Recently, I stepped away from a job I loved, a role that felt like family and part of my identity.
For this season, I felt called to put my feet back in my home and lean fully into motherhood again. While I don't regret that decision, I've had to work through the loss of identity that came with it.
Some days feel like Groundhog Day all over again, dishes, laundry, chauffer Mom, dinner, repeat. Motherhood is the most meaningful work of my life, but it can also be surprisingly isolating if you don't intentionally fill it with people, purpose, and connection.
This morning, I sat down wondering if I had anything worth sharing. Then, I was challenged to write 10 Things I wish someone would have told me sooner.
Five Minutes later, this is what came out:
1. Boundaries are your friend. Walls are protection not connection. Boundaries teach others how to treat you and love you. The hardest part will be learning to stand firmly behind them, but peace will follow, resentments and anger learn to fall away. You will find self respect again.
2. My voice is the most powerful tool in my box. Stop letting others squelch it. Stop appeasing others at the cost of self erasure.
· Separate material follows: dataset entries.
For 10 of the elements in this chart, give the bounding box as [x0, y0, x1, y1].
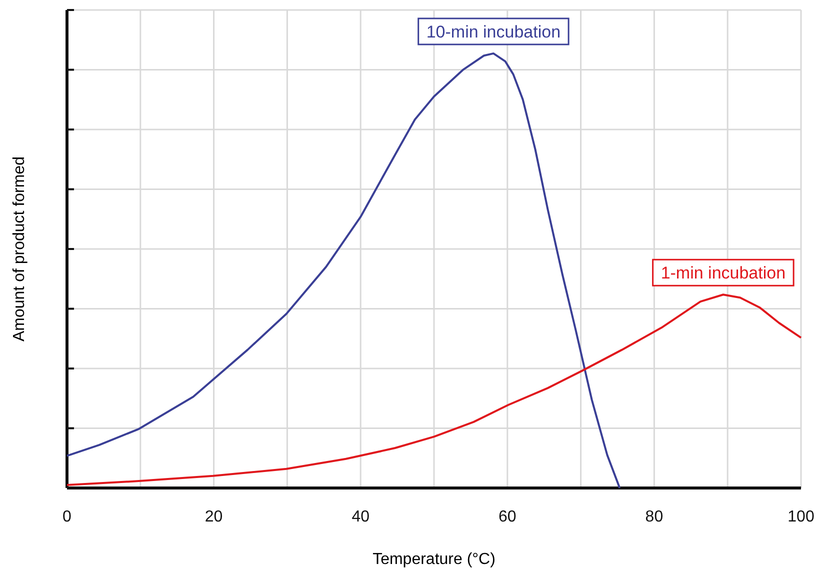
x-axis-title: Temperature (°C) — [372, 551, 496, 568]
x-tick-label: 20 — [204, 508, 223, 526]
y-axis-title: Amount of product formed — [11, 156, 28, 342]
x-tick-label: 0 — [62, 508, 72, 526]
x-tick-label: 100 — [788, 508, 814, 526]
x-tick-label: 40 — [352, 508, 370, 526]
x-tick-label: 80 — [645, 508, 664, 526]
series-label: 1-min incubation — [660, 264, 786, 283]
x-tick-label: 60 — [498, 508, 516, 526]
series-label: 10-min incubation — [426, 22, 561, 42]
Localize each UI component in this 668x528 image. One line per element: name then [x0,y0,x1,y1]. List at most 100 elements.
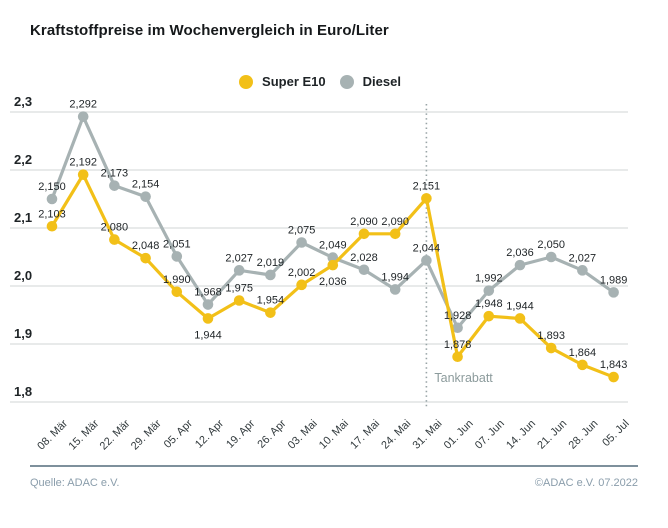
x-axis-tick-label: 12. Apr [193,417,226,450]
value-label-super-e10: 2,151 [413,180,441,192]
data-point-diesel [265,269,276,281]
value-label-diesel: 2,050 [537,239,565,251]
diesel-dot-icon [339,74,354,89]
value-label-diesel: 2,019 [257,257,285,269]
value-label-diesel: 1,989 [600,274,628,286]
x-axis-tick-label: 26. Apr [255,417,288,450]
value-label-super-e10: 1,975 [225,283,253,295]
x-axis-tick-label: 29. Mär [129,417,164,452]
value-label-diesel: 2,049 [319,240,347,252]
data-point-diesel [483,285,495,296]
tankrabatt-annotation-label: Tankrabatt [434,371,493,385]
y-axis-tick-label: 2,3 [14,94,32,109]
data-point-super-e10 [109,234,120,245]
y-axis-tick-label: 2,0 [14,268,32,283]
x-axis-tick-label: 05. Jul [600,418,631,449]
legend-item-diesel: Diesel [339,74,401,89]
value-label-diesel: 2,173 [101,168,129,180]
legend-label-diesel: Diesel [362,74,401,89]
x-axis-tick-label: 22. Mär [98,417,133,452]
series-line-diesel [50,115,615,330]
data-point-diesel [577,265,588,276]
data-point-super-e10 [327,259,339,271]
data-point-diesel [296,237,307,248]
value-label-super-e10: 2,192 [69,157,97,169]
data-point-diesel [358,264,370,276]
data-point-diesel [421,255,432,266]
legend-label-super-e10: Super E10 [262,74,326,89]
value-label-diesel: 2,051 [163,238,191,250]
data-point-diesel [202,299,214,310]
value-label-super-e10: 1,843 [600,359,628,371]
y-axis-tick-label: 2,1 [14,210,32,225]
x-axis-tick-label: 24. Mai [379,418,413,452]
value-label-diesel: 2,044 [413,242,441,254]
data-point-diesel [46,193,58,205]
x-axis-tick-label: 19. Apr [224,417,257,450]
value-label-diesel: 1,992 [475,273,503,285]
value-label-super-e10: 2,090 [381,216,409,228]
footer-separator [30,465,638,467]
data-point-super-e10 [608,371,619,383]
data-point-diesel [233,265,245,276]
x-axis-tick-label: 17. Mai [348,418,382,452]
value-label-super-e10: 1,944 [506,300,534,312]
value-label-super-e10: 2,002 [288,267,316,279]
x-axis-tick-label: 31. Mai [411,418,445,452]
data-point-diesel [109,180,120,191]
data-point-super-e10 [358,228,370,240]
x-axis-tick-label: 21. Jun [535,418,569,452]
data-point-super-e10 [514,313,526,324]
footer-source: Quelle: ADAC e.V. [30,477,120,489]
y-axis-tick-label: 1,9 [14,326,32,341]
data-point-diesel [77,111,89,122]
value-label-super-e10: 1,878 [444,339,472,351]
data-point-super-e10 [77,169,89,180]
value-label-super-e10: 2,048 [132,240,160,252]
value-label-diesel: 2,036 [506,247,534,259]
data-point-super-e10 [577,359,588,371]
value-label-diesel: 1,928 [444,310,472,322]
x-axis-tick-label: 03. Mai [286,418,320,452]
data-point-super-e10 [389,228,401,240]
data-point-super-e10 [483,310,495,322]
value-label-super-e10: 1,948 [475,298,503,310]
value-label-diesel: 1,994 [381,271,409,283]
value-label-diesel: 2,292 [69,99,97,111]
data-point-super-e10 [233,295,245,306]
x-axis-tick-label: 08. Mär [35,417,70,452]
data-point-diesel [389,284,401,295]
data-point-diesel [608,287,619,298]
value-label-diesel: 2,027 [569,252,597,264]
value-label-diesel: 2,075 [288,225,316,237]
x-axis-tick-label: 01. Jun [442,418,476,452]
value-label-super-e10: 2,103 [38,208,66,220]
data-point-super-e10 [545,342,557,354]
value-label-super-e10: 1,954 [257,295,285,307]
super-e10-dot-icon [239,74,254,89]
x-axis-tick-label: 28. Jun [567,418,601,452]
value-label-diesel: 2,150 [38,181,66,193]
value-label-super-e10: 2,080 [101,222,129,234]
data-point-super-e10 [265,307,276,318]
value-label-super-e10: 2,036 [319,276,347,288]
chart-title: Kraftstoffpreise im Wochenvergleich in E… [30,22,389,39]
value-label-diesel: 2,028 [350,252,378,264]
y-axis-tick-label: 1,8 [14,384,32,399]
footer-copyright: ©ADAC e.V. 07.2022 [534,477,638,489]
value-label-super-e10: 1,990 [163,274,191,286]
chart-legend: Super E10 Diesel [0,74,654,89]
value-label-super-e10: 1,893 [537,330,565,342]
data-point-super-e10 [202,313,214,324]
value-label-super-e10: 1,864 [569,347,597,359]
value-label-super-e10: 1,944 [194,329,222,341]
data-point-diesel [140,191,151,202]
data-point-super-e10 [421,193,432,204]
x-axis-tick-label: 07. Jun [473,418,507,452]
data-point-super-e10 [46,220,58,232]
data-point-super-e10 [140,252,151,264]
value-label-diesel: 1,968 [194,287,222,299]
data-point-diesel [545,251,557,263]
data-point-diesel [514,259,526,271]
3. Let go & try new things. I will find I'm good at so many things, which will only lead me to growing in confidence and have more fun...live the life you were meant to have all along.
6. Learning to love yourself matters. The way I talk to myself becomes the way my children learn to talk to themselves. Learning to love myself has never come naturally, but learning to love myself isn't selfish; It's one of the greatest gifts I can give my children.
Reminder to self: your children are half you and your children are so easy to love, so what does that make you?
7. Daily walks with my husband is the newest best thing that entered our marriage outside of prayer. It's uninterrupted time from kids, phones, distractions where we can share about our day, our struggles, what God is speaking us through our daily Bible reading. It's been the best way to connect.
Also adding our schedule, budget, and life chats every Saturday morning at the kitchen table has been a staple in our marriage since the kids were little. It keeps us on the same page, most of the time. We pull out our budget, calendars, and lists for important discussion after Breakfast on Saturday mornings. The kids hear us talk together, get on the same page, and sometimes work through different ideas. It's healthy for them to see communicate with each other when it's easy and difficult.
8. Healing myself is healing my kids, hopefully extending down to grandkids. Our children are our greatest legacy.
9. Community is the biggest missing piece of your life, if you don't have it. Iron sharpens iron. Community changed the trajectory of our lives. God uses His Word, but He also uses His people. Friends, mentors, and small groups have helped us see blind spots, challenged us to grow, and pointed us back to Jesus when we needed it most.
10. Intentional parenting is your biggest tool. Your job isn't to control your children. Your job is to aim them. One day your children will make their own choices. They won't follow every path you imagined, and they won't always hit the exact target you envisioned. But intentional parenting helps point the arrow.
The goal isn't perfect parenting. The goal is connection. It's being present, engaged, and intentional while they're under your roof. Then, little by little, you loosen your grip and trust God with the rest.
Parenting is a long process of guiding, releasing, and praying.